Nysa: prokuratura zbada, czy dyspozytor popełnił błąd
Norbert Krajczy, dyrektor nyskiego ZOZ, złożył do prokuratury zawiadomienie o możliwości popełnienia przestępstwa przez dyspozytora Centrum Powiadamiania Ratunkowego w Opolu. Zawiadomienie dotyczy zdarzenia sprzed kilku dni nad Jeziorem Nyskim, kiedy karetka nie dojechała do pacjenta.

Do obu zgłoszeń jechała dyżurująca w tym dniu na oddziale ratunkowym nyskiego szpitala Krystyna Kmita-Żukrowska.

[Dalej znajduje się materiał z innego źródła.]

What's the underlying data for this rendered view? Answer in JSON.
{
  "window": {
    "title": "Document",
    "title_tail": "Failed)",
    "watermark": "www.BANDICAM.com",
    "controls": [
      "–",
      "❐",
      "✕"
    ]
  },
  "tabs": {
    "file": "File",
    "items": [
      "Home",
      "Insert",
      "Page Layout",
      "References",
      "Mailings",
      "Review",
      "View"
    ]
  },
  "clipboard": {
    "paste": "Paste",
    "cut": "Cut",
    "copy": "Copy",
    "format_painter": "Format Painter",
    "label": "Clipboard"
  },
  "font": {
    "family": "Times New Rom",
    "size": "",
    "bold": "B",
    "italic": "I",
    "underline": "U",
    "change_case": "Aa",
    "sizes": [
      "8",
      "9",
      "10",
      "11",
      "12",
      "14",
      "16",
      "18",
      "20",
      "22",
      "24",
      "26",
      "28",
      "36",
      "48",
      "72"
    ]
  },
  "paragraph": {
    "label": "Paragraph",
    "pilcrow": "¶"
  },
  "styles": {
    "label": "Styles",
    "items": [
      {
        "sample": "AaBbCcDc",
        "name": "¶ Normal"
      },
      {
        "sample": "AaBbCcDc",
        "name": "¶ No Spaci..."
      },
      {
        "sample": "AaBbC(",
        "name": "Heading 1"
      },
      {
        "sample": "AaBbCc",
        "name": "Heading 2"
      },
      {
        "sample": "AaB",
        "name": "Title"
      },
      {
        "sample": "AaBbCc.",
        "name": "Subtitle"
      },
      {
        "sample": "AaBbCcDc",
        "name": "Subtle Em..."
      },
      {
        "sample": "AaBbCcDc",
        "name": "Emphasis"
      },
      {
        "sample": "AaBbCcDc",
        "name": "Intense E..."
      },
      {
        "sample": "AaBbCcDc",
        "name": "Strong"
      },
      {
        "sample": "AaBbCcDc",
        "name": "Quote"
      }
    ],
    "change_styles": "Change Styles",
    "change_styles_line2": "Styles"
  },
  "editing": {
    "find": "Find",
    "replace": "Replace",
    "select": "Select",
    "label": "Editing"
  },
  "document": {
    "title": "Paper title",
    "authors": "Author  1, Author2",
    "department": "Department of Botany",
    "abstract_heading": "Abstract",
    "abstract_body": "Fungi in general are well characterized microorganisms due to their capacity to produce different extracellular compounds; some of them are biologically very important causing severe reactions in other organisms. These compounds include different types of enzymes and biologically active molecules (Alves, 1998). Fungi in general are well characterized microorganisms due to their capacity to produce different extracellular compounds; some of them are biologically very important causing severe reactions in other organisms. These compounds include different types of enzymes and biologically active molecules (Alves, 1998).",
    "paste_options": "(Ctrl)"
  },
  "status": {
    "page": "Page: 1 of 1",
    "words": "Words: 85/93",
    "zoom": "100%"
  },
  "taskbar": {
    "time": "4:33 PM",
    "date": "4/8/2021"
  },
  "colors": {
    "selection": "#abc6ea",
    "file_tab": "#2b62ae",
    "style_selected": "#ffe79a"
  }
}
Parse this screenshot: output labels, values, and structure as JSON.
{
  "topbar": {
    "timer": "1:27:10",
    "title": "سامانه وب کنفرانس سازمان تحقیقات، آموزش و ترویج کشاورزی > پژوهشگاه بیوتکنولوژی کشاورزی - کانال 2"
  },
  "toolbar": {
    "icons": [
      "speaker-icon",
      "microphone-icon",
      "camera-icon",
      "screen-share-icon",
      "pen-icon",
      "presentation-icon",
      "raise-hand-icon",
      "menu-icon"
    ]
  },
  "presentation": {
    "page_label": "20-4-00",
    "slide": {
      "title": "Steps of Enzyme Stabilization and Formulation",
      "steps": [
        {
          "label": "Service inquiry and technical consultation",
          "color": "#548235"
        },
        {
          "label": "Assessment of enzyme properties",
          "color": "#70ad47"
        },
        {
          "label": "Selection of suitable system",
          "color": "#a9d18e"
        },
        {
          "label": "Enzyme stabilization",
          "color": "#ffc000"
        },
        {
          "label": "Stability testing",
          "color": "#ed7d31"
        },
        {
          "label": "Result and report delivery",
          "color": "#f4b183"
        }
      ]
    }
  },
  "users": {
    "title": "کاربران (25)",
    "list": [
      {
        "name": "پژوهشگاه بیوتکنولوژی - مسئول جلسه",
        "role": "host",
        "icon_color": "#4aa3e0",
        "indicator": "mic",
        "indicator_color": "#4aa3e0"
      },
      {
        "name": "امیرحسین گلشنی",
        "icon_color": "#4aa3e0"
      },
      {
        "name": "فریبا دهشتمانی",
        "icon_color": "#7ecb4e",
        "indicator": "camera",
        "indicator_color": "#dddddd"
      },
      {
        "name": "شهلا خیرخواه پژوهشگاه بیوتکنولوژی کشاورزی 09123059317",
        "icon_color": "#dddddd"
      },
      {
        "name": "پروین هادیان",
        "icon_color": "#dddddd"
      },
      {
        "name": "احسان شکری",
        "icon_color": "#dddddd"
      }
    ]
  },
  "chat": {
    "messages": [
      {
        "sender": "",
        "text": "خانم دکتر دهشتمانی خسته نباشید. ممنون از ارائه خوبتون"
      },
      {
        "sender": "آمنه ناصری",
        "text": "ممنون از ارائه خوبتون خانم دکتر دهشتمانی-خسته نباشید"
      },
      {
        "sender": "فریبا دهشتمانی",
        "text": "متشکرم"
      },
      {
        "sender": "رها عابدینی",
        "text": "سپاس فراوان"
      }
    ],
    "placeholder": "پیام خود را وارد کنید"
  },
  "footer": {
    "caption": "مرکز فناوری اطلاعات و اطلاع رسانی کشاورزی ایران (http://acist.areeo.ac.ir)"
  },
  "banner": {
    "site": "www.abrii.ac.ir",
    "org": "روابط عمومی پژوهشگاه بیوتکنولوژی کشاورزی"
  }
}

Lekarka tłumaczyła, że po pierwszym wyjeździe karetki i przejechaniu przez nią kilku kilometrów lekarze otrzymali wiadomość o odwołaniu akcji, ponieważ "zgon jest ewidentny". Kolejne zgłoszenie dotyczyło już "zatrzymania krążenia".
Jak poinformowała Radio Opole prokurator rejonowa w Nysie, Anna Kawecka sprawa musi zostać na razie rozeznana. Natomiast dyrektor biura wojewody opolskiego Szymon Ogłaza oświadczył, że sprawa będzie wyjaśniana niezależnie od postępowania prokuratorskiego.